Gone With the Wind Banned in Tennessee

In the days following the disturbing events in Charlottesville, VA, the Left has been desperate, apparently, to prove Donald Trump correct. He was using an argument which, in the discipline of logic, is called a reductio ad absurdum when he asked reporters who were defending the violence of Antifa, what would be next after the statue of Robert E. Lee; George Washington, Lincoln, Jefferson. After all, they were slave owners as well.

Left wing commentators mocked him for these sentiments just hours before other prominent leftists began calling for the removal of monuments including those depicting Washington, Lincoln, and Jefferson. They even went so far as to cry out for the demolition of Mount Rushmore.

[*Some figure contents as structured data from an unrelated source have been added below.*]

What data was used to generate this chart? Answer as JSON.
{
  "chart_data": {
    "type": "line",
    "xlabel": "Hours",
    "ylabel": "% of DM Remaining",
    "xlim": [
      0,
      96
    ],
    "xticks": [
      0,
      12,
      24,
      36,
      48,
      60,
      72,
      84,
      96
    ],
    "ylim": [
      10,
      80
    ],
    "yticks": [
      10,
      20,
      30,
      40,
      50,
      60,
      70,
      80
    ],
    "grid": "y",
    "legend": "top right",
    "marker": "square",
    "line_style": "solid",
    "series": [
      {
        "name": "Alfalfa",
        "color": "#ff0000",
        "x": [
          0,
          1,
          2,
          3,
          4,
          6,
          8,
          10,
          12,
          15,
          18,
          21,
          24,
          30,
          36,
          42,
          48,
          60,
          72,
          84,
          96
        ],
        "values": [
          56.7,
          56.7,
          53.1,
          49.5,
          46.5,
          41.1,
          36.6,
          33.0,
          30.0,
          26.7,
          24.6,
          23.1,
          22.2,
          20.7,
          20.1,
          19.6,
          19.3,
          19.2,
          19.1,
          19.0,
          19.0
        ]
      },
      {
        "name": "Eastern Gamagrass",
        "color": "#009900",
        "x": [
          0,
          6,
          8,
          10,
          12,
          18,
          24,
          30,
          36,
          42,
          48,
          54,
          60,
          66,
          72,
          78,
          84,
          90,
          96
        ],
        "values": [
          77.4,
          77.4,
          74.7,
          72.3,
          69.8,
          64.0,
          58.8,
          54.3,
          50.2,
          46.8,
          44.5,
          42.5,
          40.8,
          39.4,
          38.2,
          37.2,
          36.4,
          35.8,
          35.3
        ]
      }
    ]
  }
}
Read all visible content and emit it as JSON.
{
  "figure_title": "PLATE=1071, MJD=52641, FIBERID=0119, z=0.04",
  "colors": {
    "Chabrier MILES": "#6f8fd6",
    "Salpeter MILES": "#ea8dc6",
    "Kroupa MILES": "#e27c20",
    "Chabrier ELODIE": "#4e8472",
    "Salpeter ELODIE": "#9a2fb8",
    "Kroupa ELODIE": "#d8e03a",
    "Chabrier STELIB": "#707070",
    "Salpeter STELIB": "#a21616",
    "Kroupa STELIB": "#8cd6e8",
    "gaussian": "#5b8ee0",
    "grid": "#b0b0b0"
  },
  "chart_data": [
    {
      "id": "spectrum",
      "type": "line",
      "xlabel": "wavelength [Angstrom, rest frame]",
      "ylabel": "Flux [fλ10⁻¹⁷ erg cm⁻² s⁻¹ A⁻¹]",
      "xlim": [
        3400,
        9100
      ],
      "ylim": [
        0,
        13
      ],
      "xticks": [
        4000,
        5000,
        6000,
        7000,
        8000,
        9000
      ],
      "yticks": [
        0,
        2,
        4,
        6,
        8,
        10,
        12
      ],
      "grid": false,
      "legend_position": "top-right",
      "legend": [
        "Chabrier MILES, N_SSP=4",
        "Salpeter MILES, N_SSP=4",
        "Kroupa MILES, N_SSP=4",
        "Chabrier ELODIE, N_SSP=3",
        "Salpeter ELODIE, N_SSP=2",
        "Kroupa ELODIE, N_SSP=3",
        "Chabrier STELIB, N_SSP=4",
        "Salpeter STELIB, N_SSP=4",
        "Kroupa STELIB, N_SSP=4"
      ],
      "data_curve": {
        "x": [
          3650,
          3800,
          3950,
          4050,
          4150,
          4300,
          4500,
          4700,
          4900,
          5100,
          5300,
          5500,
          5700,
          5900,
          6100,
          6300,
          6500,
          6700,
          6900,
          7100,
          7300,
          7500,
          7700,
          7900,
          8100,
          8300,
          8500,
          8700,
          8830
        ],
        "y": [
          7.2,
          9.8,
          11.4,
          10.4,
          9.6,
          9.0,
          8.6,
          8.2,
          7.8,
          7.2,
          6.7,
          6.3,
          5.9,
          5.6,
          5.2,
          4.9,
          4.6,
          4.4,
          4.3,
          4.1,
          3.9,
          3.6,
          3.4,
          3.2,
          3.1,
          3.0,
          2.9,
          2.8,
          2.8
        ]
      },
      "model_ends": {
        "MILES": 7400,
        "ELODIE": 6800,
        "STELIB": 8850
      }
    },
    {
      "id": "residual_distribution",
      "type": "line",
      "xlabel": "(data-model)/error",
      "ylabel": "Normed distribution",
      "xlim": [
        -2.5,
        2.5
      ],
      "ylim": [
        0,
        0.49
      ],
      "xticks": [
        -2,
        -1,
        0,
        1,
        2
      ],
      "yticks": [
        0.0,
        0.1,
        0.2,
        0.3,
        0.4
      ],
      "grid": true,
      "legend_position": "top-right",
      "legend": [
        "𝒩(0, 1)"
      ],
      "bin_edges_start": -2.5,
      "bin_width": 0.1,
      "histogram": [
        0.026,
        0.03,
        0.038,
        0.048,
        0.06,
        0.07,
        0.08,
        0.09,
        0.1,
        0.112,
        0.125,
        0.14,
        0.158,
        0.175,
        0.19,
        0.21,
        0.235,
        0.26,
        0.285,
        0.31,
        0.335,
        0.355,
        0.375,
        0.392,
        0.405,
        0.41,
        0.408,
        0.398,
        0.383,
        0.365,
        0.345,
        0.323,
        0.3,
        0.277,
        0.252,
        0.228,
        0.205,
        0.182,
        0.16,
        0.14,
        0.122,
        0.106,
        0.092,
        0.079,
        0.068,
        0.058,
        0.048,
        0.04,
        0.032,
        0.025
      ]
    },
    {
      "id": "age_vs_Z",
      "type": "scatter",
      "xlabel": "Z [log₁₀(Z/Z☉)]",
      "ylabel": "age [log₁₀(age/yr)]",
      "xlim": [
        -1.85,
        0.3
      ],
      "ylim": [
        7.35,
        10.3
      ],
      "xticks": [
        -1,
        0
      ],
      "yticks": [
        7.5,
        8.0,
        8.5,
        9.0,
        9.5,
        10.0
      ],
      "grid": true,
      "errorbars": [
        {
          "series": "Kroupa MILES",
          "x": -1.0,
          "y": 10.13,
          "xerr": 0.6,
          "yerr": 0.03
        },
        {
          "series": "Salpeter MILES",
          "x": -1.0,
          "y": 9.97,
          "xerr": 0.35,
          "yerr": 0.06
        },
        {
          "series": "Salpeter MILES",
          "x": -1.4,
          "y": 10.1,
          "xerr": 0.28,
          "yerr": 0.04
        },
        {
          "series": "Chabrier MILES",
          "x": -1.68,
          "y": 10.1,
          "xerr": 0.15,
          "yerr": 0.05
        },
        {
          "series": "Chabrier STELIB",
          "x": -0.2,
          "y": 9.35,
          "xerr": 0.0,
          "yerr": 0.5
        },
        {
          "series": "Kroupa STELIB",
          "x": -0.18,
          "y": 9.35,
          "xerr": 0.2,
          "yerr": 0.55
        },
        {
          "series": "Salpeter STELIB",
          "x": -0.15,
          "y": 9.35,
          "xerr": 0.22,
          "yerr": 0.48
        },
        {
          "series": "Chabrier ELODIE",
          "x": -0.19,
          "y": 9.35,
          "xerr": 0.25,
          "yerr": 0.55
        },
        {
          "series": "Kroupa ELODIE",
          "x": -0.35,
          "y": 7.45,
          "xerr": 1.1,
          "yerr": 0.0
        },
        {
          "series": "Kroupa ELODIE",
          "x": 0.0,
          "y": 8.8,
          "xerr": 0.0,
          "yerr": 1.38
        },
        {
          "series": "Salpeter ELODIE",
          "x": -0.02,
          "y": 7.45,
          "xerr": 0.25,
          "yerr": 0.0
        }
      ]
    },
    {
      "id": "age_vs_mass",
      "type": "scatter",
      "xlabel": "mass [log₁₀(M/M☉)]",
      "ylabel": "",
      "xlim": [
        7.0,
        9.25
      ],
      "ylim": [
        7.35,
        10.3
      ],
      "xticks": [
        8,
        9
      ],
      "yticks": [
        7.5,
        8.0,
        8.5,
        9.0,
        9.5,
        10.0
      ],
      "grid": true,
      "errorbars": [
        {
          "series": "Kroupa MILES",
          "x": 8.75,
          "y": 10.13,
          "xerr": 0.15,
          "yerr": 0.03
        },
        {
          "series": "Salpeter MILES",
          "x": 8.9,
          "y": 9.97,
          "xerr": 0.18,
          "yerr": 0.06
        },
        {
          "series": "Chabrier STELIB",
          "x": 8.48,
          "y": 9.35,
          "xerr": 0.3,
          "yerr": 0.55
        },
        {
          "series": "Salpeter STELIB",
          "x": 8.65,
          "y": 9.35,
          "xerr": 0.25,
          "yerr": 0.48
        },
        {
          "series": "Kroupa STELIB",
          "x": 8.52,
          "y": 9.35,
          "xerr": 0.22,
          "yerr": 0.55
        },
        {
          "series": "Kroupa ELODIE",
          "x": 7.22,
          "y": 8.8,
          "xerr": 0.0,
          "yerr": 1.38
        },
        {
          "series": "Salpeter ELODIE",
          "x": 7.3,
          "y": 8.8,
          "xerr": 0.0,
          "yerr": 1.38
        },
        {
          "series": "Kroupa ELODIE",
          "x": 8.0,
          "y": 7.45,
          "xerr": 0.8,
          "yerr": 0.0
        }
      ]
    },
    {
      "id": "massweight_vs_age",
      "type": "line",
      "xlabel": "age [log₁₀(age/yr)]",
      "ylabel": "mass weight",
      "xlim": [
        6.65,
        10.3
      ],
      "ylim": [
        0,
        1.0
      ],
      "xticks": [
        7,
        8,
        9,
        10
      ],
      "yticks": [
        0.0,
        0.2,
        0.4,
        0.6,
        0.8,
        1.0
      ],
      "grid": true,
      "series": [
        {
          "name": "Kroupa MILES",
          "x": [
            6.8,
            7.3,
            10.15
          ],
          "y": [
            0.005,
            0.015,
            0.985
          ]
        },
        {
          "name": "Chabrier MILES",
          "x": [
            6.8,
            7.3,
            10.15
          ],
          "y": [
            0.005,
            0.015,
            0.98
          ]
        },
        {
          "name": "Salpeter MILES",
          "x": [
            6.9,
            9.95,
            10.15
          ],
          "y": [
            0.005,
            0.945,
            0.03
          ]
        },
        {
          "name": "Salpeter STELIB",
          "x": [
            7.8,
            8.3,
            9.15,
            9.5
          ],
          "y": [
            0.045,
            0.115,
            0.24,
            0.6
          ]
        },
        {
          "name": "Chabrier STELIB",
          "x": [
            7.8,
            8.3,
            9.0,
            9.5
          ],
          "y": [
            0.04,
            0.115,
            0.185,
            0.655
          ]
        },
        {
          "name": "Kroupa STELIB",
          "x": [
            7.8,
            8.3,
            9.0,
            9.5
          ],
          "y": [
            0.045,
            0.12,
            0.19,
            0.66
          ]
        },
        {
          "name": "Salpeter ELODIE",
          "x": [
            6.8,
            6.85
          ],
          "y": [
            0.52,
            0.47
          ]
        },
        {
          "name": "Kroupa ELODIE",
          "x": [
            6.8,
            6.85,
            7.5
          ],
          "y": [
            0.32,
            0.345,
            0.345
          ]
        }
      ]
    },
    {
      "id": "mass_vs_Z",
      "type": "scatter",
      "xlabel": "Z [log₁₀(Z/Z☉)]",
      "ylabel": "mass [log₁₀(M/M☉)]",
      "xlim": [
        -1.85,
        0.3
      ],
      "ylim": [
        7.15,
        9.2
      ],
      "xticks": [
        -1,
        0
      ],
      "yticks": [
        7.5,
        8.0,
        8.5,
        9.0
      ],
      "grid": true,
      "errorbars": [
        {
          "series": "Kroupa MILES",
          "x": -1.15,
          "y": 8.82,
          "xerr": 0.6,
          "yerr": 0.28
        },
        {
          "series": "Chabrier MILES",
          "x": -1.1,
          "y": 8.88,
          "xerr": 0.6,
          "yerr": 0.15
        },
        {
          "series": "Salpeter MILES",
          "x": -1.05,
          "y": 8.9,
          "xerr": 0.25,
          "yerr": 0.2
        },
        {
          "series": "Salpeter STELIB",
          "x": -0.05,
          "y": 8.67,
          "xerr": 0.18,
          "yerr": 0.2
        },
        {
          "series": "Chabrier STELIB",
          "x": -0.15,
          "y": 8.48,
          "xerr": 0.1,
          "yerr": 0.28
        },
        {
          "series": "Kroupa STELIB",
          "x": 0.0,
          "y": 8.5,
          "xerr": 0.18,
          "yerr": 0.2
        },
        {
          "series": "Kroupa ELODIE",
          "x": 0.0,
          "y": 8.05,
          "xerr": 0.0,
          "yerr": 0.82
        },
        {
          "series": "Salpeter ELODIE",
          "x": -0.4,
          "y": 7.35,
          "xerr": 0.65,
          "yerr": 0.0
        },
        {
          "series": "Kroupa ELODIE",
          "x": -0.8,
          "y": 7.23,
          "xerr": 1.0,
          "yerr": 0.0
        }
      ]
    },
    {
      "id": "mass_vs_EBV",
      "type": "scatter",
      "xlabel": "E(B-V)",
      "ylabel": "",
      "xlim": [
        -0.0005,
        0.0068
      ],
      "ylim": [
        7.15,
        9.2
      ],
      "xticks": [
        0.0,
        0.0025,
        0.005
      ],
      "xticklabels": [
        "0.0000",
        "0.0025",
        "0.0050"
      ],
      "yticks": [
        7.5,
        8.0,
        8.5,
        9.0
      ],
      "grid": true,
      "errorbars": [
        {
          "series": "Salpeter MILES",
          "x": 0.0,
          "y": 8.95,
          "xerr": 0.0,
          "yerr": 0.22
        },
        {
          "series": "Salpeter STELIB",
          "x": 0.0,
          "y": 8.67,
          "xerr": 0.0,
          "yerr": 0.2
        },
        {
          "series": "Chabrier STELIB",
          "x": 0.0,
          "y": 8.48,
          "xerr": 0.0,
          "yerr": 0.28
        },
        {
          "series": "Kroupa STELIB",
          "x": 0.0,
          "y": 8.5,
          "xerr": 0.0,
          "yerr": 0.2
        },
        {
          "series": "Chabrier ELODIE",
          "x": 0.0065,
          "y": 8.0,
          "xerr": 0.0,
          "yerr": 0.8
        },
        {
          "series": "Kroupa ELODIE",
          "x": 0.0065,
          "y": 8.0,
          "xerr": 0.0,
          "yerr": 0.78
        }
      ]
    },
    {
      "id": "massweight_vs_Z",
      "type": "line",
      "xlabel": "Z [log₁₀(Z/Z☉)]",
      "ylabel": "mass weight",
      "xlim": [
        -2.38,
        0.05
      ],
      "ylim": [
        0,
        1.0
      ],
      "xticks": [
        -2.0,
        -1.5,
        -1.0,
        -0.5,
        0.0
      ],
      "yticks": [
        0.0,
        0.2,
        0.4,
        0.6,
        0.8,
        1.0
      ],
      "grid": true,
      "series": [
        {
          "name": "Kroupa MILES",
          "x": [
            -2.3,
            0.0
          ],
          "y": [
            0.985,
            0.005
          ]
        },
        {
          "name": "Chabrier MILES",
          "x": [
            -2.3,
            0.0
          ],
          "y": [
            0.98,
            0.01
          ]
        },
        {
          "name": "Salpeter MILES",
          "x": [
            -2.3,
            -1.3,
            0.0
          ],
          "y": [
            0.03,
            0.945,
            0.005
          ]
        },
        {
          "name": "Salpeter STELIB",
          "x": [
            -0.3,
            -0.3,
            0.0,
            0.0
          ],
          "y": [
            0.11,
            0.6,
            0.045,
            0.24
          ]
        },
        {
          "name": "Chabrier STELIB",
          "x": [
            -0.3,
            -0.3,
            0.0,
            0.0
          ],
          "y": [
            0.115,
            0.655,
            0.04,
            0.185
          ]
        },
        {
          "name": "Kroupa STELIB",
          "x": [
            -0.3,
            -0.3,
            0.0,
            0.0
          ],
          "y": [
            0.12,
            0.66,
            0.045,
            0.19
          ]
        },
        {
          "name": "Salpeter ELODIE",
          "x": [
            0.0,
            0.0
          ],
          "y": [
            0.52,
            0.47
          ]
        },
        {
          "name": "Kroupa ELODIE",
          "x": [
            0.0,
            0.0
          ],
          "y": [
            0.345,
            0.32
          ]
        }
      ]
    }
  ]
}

None of these extremists, by the way, have taken a step back and recognized that Trump foresaw their childish behavior. Reductio ad absurdum means to reduce one’s opponent’s argument to its simplest form and show it to be absurd. It is considered one of the most resounding forms of victory in a debate when one debater uses this technique- and then his opponent runs full bore into proving him prophetic. And the left has done the very thing Trump predicted- even while mocking him for predicting it.

Political cartoonists should be having a field day with these events.

It’s been more than two weeks since the events in Charlottesville, and the left is still going full bore in their demolition of American history. The most recent casualty of the culture war is the cinematic classic, Gone with the Wind. A theater in Memphis Tennessee which has been screening the film for 34 years dropped it for reasons of ‘racial insensitivity.’

Based on the canonical novel by Margret Mitchell, the film was first screened in 1939 and has been met with critical and popular acclaim ever since. The story takes place on a southern plantation and carries its protagonist, Scarlett O’Hara, through the American Civil War. It has been hailed for decades as one of the grandest love stories ever to grace the silver screen. The film featured historically resonant fictional characters including black slaves who were far more fleshed out than any other such characters previously, making the novel and the film milestones in American racial relations.

Interestingly, the most prominent black actor in the film, Hattie McDaniel, went on to become the first black person to receive an Oscar. By erasing this iconic film from history, those responsible would deprive us of the seminal performance of at least one person of color who paved the way for many more.

The film, like the novel, is broad in its scope, yet fine in its portrayal of all manner of character types from its leading woman to her dashing suitor, to servants and soldiers, widows, matriarchs, fathers, and children. But most importantly, it showed us the grand and delicate beauty of the South before the Civil War, revealed its ornate customs and generous architecture. The story shows us a side of the Confederate states which today is all but a federal crime to speak about.

But we would do well to remember a few things about that time before we burn all our copies of Gone with the Wind. We should remember that at the time, the Democrats were in favor of slavery. The North’s original interest was to expand availability of the slave trade to themselves or deprive the south of it entirely. The North only wanted a bigger cut of the business. We should recall that the North also had slaves, only the South had fewer restrictions on the practice, forcing the North to struggle to keep up economically. We should remember that the Civil War was fought over economic matters and that the fight to free the slaves was just the advertisement, much like spreading Democracy in the Middle East.

The South had to pull down its church bells for rarified metal with which to make guns to fight back against Northern forces.

The practice of slavery was first abolished in Europe, then England. The United States followed soon after- as did the world. Today, slavery is illegal everywhere except in Islamic states.

After the Reformation, the Democrats- desperate to hold on to their economic power- formed the Ku Klux Klan to harass and murder Republicans who opposed slavery. And they hung blacks who stood in their way.

If these historical events seem apocryphal, one would do well to consider that the erasure of history and art that is going on right now is likely to result in future generations who do not recognize the genuine history which is being made as we speak.